Les modèles à simple arbre à cames en tête (SACT) ont leur place, mais si vous recherchez la puissance, les doubles arbres à cames en tête (DACT) sont le roi incontesté. Ils ne font pas seulement plus de puissance ; ils permettent au moteur de respirer efficacement lorsque le tachymètre monte dans la ligne rouge. Cela se résume à la mécanique, à la physique et à une astuce astucieuse utilisée par certains fabricants pour imiter l’induction forcée.
Pour comprendre pourquoi le DACT règne dans le monde des hauts régimes, il faut regarder le système de soupapes. Le travail de l’arbre à cames est brutal. Il fait tourner des lobes, appelés cames, qui poussent physiquement contre les vannes pour les ouvrir. Les ressorts ferment ensuite les vannes. Ce cycle se produit des milliers de fois par minute. Si ce processus n’est pas optimisé, le moteur s’étouffe avec ses propres gaz d’échappement ou manque d’air.
L’avantage des quatre vannes
Le principal avantage mécanique d’une disposition à double came en tête est la simplicité d’exécution pour les conceptions à haut débit. Avec deux arbres à cames placés au sommet de la culasse, un banc contrôle les soupapes d’admission tandis que l’autre gère les soupapes d’échappement. Cette séparation facilite considérablement l’installation de quatre soupapes par cylindre plutôt que les deux traditionnelles.

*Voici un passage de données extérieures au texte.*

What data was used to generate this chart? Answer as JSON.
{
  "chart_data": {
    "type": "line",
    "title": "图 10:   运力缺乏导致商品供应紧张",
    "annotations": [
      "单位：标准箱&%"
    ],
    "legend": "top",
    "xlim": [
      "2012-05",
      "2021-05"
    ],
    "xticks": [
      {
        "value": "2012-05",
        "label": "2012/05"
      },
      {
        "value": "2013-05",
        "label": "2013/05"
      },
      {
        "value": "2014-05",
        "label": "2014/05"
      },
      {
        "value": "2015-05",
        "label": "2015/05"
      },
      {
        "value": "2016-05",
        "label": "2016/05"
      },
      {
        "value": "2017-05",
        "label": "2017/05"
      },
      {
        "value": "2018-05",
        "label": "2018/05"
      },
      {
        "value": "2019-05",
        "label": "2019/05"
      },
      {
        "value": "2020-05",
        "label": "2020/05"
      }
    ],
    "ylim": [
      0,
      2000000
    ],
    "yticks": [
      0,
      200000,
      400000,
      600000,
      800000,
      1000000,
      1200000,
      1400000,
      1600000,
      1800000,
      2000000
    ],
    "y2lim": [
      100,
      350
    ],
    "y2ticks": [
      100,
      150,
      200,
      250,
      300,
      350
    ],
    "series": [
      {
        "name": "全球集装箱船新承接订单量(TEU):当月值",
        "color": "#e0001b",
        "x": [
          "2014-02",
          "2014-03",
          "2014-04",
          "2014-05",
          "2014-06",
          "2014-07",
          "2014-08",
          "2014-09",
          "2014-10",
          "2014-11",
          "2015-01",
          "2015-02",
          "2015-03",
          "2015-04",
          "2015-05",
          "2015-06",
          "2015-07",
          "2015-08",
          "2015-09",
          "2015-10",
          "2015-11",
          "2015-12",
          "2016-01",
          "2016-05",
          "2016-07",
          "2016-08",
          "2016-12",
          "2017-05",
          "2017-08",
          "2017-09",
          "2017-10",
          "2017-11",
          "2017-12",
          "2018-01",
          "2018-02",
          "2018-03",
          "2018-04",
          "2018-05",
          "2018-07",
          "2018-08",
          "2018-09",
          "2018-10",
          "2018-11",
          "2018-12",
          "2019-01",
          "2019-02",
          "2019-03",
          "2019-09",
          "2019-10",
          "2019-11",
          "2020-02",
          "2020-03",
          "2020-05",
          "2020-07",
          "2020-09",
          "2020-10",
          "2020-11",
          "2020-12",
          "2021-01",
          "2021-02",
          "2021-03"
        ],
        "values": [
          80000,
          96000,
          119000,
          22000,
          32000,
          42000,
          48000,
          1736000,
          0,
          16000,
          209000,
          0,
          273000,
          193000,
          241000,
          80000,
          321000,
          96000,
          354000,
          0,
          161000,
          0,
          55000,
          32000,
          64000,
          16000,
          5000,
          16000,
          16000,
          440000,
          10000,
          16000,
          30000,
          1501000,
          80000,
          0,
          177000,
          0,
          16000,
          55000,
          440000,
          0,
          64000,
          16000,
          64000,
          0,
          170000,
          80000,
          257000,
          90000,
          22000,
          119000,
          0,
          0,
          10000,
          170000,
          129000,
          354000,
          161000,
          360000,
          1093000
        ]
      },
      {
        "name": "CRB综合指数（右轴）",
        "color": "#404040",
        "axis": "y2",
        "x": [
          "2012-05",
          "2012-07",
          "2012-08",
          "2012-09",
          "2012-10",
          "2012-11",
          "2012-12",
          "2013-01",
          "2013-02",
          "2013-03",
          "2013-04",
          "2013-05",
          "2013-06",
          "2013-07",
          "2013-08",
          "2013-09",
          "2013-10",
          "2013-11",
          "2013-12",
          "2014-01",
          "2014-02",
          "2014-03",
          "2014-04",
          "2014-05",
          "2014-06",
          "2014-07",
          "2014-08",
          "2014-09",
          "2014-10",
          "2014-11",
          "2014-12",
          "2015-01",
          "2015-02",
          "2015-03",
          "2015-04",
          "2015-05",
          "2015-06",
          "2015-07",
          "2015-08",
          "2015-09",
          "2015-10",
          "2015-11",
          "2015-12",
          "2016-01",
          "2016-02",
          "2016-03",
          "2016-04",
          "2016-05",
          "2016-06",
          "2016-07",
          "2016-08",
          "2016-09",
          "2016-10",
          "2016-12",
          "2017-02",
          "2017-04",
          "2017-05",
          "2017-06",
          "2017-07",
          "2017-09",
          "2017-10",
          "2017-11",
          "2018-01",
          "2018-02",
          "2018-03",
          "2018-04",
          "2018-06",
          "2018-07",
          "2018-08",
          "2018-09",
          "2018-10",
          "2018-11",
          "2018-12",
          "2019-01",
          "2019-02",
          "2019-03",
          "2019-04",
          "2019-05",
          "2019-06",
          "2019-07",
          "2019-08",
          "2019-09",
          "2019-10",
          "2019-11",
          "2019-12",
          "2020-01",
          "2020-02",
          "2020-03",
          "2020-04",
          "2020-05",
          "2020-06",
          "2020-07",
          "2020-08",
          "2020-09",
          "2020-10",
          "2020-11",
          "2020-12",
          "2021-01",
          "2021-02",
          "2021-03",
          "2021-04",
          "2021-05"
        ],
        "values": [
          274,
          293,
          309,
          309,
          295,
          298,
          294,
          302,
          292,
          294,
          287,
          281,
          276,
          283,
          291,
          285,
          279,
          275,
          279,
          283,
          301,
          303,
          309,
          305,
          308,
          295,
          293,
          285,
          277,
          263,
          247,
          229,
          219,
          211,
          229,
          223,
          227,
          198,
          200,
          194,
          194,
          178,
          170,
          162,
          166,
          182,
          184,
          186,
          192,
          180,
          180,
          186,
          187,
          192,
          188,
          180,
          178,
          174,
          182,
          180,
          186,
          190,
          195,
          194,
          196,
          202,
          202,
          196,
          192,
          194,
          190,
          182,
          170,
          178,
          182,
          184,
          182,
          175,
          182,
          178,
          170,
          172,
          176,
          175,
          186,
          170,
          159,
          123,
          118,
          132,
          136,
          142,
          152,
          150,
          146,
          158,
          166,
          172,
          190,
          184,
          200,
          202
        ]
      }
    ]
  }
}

Pourquoi le nombre de valves est-il important ? Tout est question de superficie.
Avec quatre vannes, vous pouvez ouvrir une plus grande surface transversale totale pour que les gaz puissent circuler. Plus d’air pénètre dans le cylindre signifie que plus de carburant peut être brûlé, ce qui entraîne une puissance de sortie plus élevée. Simultanément, une évacuation plus facile des gaz d’échappement signifie que le moteur gaspille moins d’énergie en pompant les gaz usés. À basse vitesse, cette différence peut être négligeable. Cependant, à des régimes moteur élevés, le moteur déplace d’énormes volumes d’air. Une configuration à deux soupapes ne peut tout simplement pas déplacer suffisamment d’air assez rapidement pour maintenir la puissance. La configuration à quatre soupapes garantit que le moteur respire profondément même à 7 000 tr/min.

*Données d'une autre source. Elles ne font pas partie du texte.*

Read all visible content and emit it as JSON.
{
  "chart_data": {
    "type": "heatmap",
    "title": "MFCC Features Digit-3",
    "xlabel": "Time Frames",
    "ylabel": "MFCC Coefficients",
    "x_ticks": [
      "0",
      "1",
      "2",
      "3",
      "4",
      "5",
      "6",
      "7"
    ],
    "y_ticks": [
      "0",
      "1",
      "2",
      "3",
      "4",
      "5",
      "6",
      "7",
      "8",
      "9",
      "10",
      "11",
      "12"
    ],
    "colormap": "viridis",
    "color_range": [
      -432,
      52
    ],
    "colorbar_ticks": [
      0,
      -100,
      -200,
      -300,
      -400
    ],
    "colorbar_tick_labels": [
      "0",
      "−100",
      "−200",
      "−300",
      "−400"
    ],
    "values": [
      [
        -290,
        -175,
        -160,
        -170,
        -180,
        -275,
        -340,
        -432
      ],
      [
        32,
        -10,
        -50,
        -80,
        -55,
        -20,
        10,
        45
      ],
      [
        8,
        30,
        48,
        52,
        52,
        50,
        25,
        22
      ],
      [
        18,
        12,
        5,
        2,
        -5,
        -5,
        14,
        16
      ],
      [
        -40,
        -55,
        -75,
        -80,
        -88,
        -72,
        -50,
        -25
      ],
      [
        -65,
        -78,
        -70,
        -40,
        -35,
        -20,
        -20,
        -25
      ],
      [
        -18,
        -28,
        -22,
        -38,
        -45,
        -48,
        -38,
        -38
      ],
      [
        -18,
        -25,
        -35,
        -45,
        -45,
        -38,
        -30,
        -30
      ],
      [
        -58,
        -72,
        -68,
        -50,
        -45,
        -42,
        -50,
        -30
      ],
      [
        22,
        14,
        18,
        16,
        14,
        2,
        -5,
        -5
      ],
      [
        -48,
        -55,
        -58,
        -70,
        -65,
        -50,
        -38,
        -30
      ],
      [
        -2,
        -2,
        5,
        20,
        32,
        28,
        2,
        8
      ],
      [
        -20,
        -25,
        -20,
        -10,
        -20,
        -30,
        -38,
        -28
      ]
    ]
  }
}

Coureurs d’admission réglés : puissance gratuite
Certains fabricants poussent encore plus loin l’avantage des quatre soupapes en utilisant l’espace supplémentaire pour installer des canaux d’admission séparés pour chacune des deux soupapes d’admission. C’est là que l’ingénierie devient intéressante.
Ils conçoivent généralement un coureur large et court pour un flux d’air brut maximal. L’autre coureur est réglé sur une longueur spécifique. Voici la physique en jeu :
Lorsque la soupape d’admission s’ouvre, l’air s’engouffre dans le cylindre. Lorsque la vanne se ferme brusquement, cette colonne d’air en mouvement heurte un mur et s’arrête. Cela ne disparaît pas simplement ; il s’accumule, créant une onde à haute pression qui remonte dans le canal d’admission. Lorsque cette onde frappe le plénum ou le collecteur d’admission, elle rebondit dans le tube.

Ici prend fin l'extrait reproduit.